Johannes kühn beendet nach 24 jahren biathlon-karriere

Schock in der Biathlonszene: Johannes Kühn, eine feste Größe des deutschen Teams, hat seine Karriere nach beeindruckenden 24 Jahren beendet. Der 34-Jährige hängt das Gewehr also doch noch an den Nagel – ein Abschied, der viele Fans und Weggefährten gleichermaßen überrascht.

Ein rückblick auf eine bewegte karriere

Ein rückblick auf eine bewegte karriere

Kühn blickte in einem Instagram-Post auf seine Zeit zurück, in der er Höhen und Tiefen erlebte. „Nach 24 Jahren Biathlon ist es Zeit, meine aktive Karriere zu beenden“, so der Zollbeamte. Er räumte ein, dass nicht immer alles nach seinem Willen lief, aber betonte, dass das Biathlon eben auch das ist: „Habe ich viele gute Ergebnisse verschossen? Bestimmt.“ Eine ehrliche und demütige Aussage eines Athleten, der sein Handwerk über Jahre perfektionierte.

Seine Erfolgsliste kann sich sehen lassen: 200 Rennen im Weltcup, ein Einzelsieg in Hochfilzen im Dezember 2021 – ein Moment, der für immer in Erinnerung bleiben wird – und die Bronzemedaille mit der Staffel bei der WM 2025 in Lenzerheide. Auch zwei Olympische Spiele (Pyeongchang 2018 und Peking 2022) gehörten zu seinem beeindruckenden Lebenslauf. Die verpasste Qualifikation für die Spiele in Italien mag der Tropfen gewesen sein, der das Fass zum Überlaufen brachte.
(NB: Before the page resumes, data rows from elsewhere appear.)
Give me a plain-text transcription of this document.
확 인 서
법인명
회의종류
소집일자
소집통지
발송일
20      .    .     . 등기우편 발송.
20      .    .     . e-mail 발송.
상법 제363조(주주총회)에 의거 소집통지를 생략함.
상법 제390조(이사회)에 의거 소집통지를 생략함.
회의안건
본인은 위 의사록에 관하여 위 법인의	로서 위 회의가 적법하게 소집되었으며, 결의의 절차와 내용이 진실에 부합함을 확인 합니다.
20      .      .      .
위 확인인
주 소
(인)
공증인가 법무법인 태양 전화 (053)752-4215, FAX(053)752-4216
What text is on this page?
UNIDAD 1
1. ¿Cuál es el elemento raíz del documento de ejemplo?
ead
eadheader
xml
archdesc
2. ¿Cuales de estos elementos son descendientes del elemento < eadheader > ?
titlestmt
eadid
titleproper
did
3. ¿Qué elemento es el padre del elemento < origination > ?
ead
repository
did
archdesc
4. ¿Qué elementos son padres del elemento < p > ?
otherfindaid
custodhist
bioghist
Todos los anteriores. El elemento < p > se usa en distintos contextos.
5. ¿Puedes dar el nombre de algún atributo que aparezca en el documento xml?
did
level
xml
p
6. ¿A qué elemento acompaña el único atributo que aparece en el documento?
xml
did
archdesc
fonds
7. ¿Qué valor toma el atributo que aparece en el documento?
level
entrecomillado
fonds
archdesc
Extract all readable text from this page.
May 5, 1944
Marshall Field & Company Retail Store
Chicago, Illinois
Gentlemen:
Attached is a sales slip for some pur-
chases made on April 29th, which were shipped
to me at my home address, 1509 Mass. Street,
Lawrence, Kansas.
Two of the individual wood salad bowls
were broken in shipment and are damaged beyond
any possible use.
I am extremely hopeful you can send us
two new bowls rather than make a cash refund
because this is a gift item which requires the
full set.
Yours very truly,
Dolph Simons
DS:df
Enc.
Die deutschen Biathlon-Fans verlieren einen wichtigen Athleten, einen Kämpfer, der stets alles gegeben hat. Aber Kühn verabschiedet sich im besten Alter, mit Stolz auf das Erreichte. Es bleibt abzuwarten, wie sich die neue Generation ohne ihn entwickeln wird. Die Lücke, die er hinterlässt, ist groß.

Die Entscheidung des 34-Jährigen ist nicht nur ein Abschied von einer beeindruckenden Karriere, sondern auch ein Zeichen für den Wandel im deutschen Biathlon. Der Kreis der etablierten Athleten wird kleiner, und neue Talente müssen sich beweisen. Es ist ein Neuanfang, der sowohl Chancen als auch Herausforderungen mit sich bringt.